Investors got some encouraging news on the inflation front Thursday as the April Producer Price Index (PPI) rose only 0.2% compared the consensus forecast of 0.3%. On a year-over-year basis the PPI rose 2.3%, under the forecast of 2.5%. Unfortunately, that did not translate in to a broad-based stock market rally yesterday. The Nasdaq did rise a third of one percent but both the S&P 500 and Dow Jones had slight losses by the market close.
Worries about the regional banking system once again became a significant headwind for equities. PacWest Bancorp (PACW) was the epicenter of these concerns. The stock of this California-based bank fell over 20% in trading yesterday as management reported it continues to see some deposit flight. Hopefully, PacWest will not go the way of Silicon Valley, Signature and First Republic banks.
The problems in the regional banking system are just one reason I am 'Maximum Bearish' at the moment, to rip off a phrase from Doug Kass. However, we are going to end the trading week on a more optimistic note. Today, I will highlight a few of the limited amount of high beta small-cap names I hold as they all reported better-than-expected first quarter results this week.
We will start with Blade Air Mobility (BLDE) . I took my initial small stake in this urban air mobility concern in February. The shares have grinded down some since then and I have added a bit to my initial holdings. The company reported stellar quarterly results yesterday as revenues rose some 70% on a year-over-year basis, easily exceeding expectations. Blade's short haul revenues were up better than 140%.

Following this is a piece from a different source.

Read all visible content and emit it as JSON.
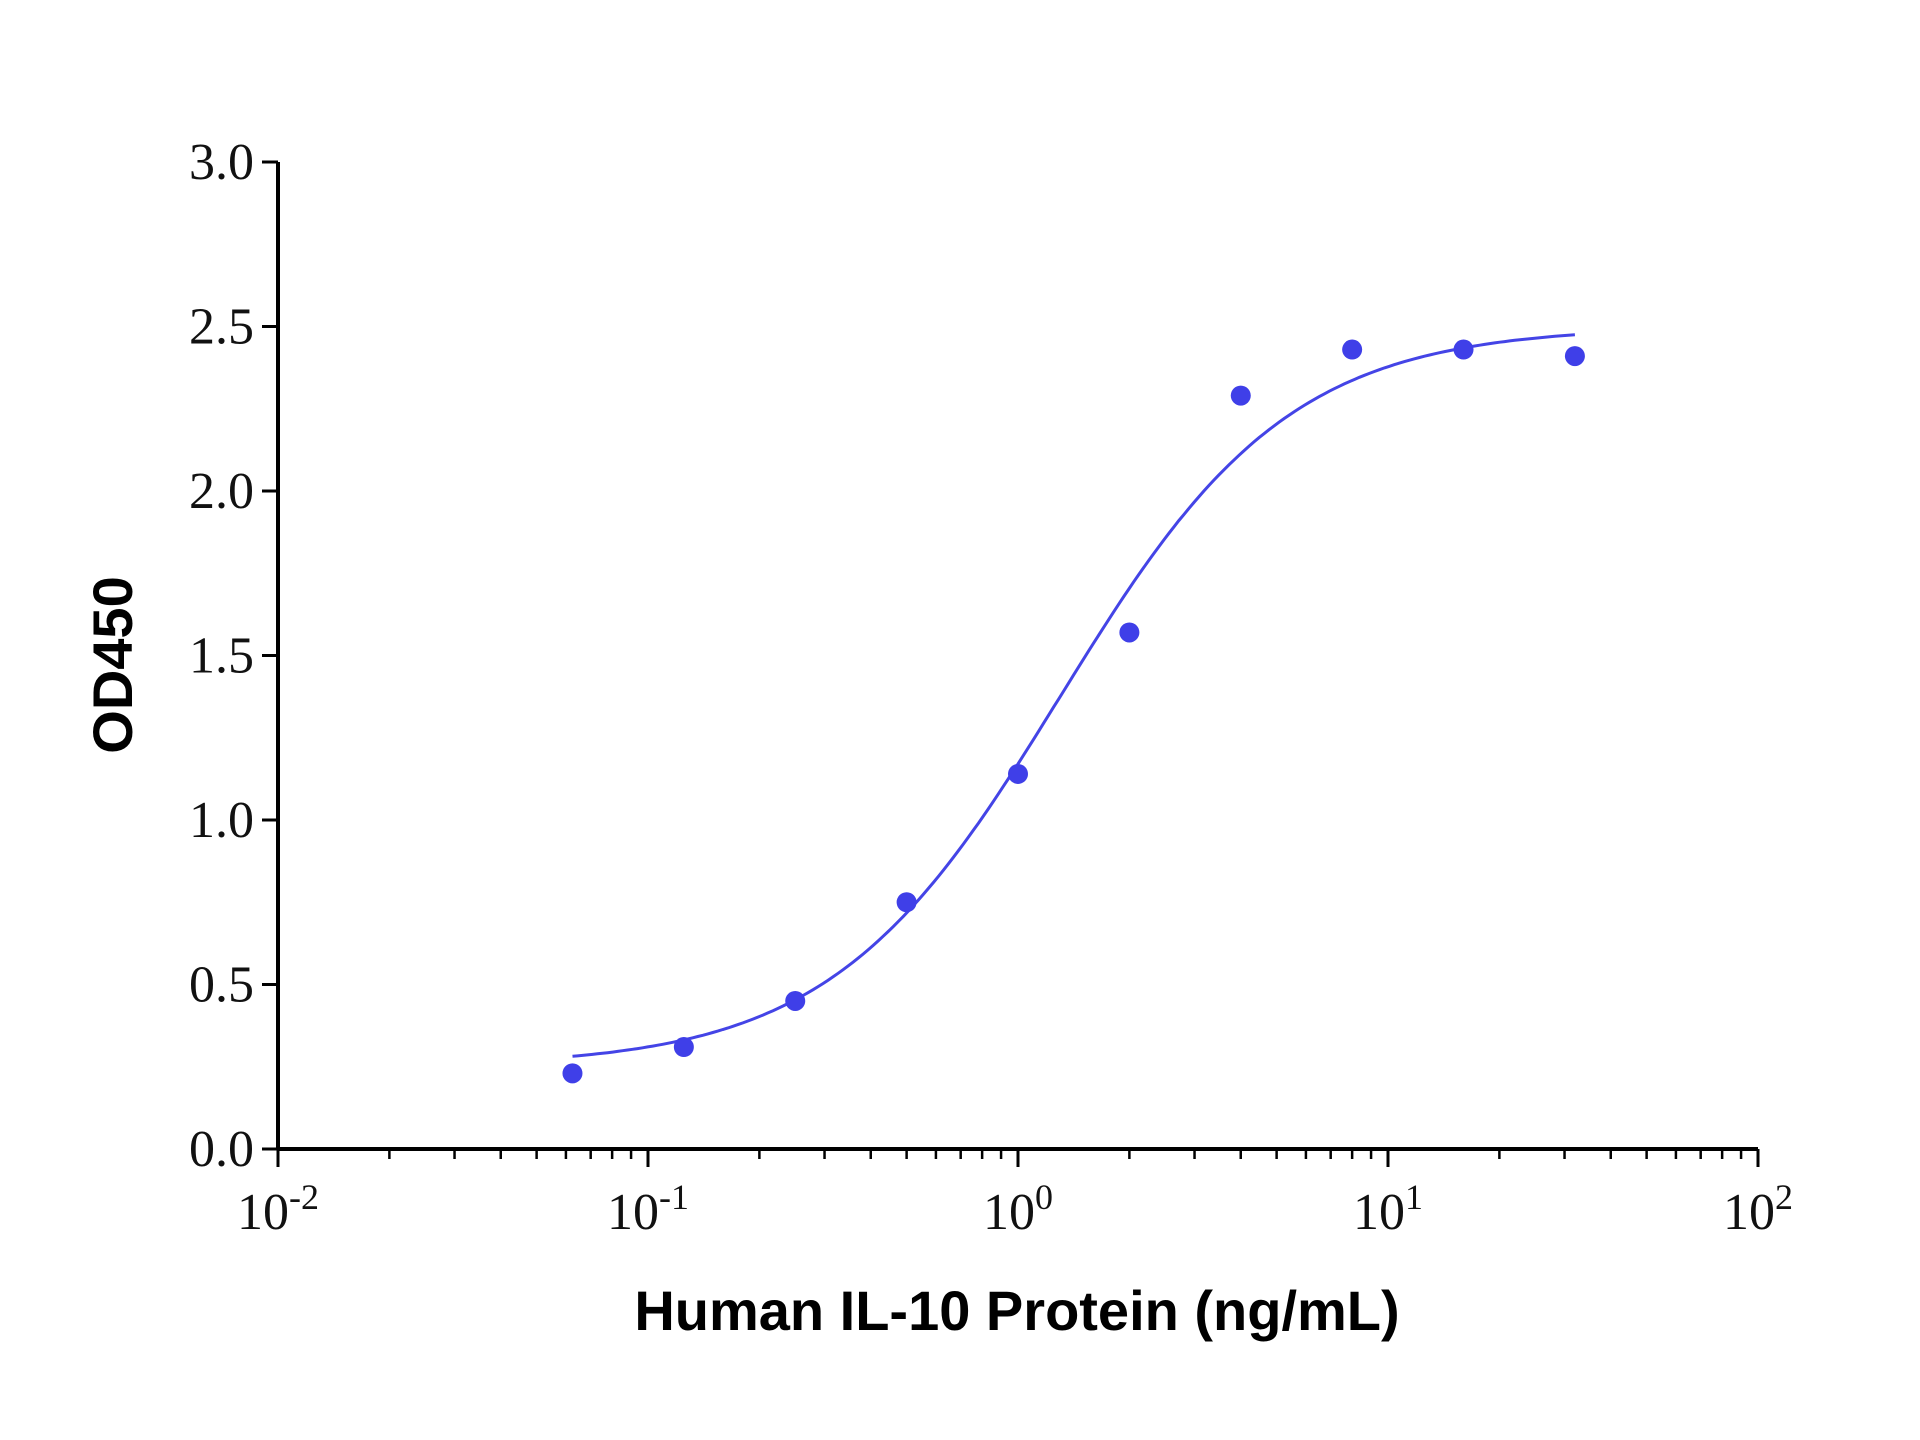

The acquisition of Blade Europe was a significant factor in sales growth, but the company would have produced overall revenue growth of 43% without it. The company saw improvements in Blade Canada and robust demand and pricing from its Blade Airport operations. Blade is not profitable yet, but is heading in the right direction.
Nextdoor Holdings (KIND) also had solid results this week and boosted forward guidance as well. The company provides what can best be described as a community-based Facebook experience. I have a small stake in the equity as I have found the application to be quite 'sticky' and a good place to keep tabs on events in the community, any crime in the area and it is a medium I can get recommendations from neighbors on who is a good handyman or electrician.
Sales were down slightly, but that is a reflection of the ad market right now. Active users increased 16% from the same period a year ago. Profitability is ways off in the future but the company has a cash hoard of approximately $575 million. Nextdoor is one of biggest high risk/high reward plays in my portfolio and it is a small bet.
Finally, we have Magnite (MGNI) , which also is navigating the vagaries of the current ad market. The company operates an independent sell-side advertising platform that offers applications and services for sellers of digital advertising inventory as well as publishers of content.
The company posted an unexpected profit in the first quarter of four cents a share as revenues rose 10% from 1Q2022 to $130 million, nearly $20 million above the consensus. Management also guided that it expects at least $100 million in free cash flow this fiscal year. The stock's market cap is approximately $1.6 billion.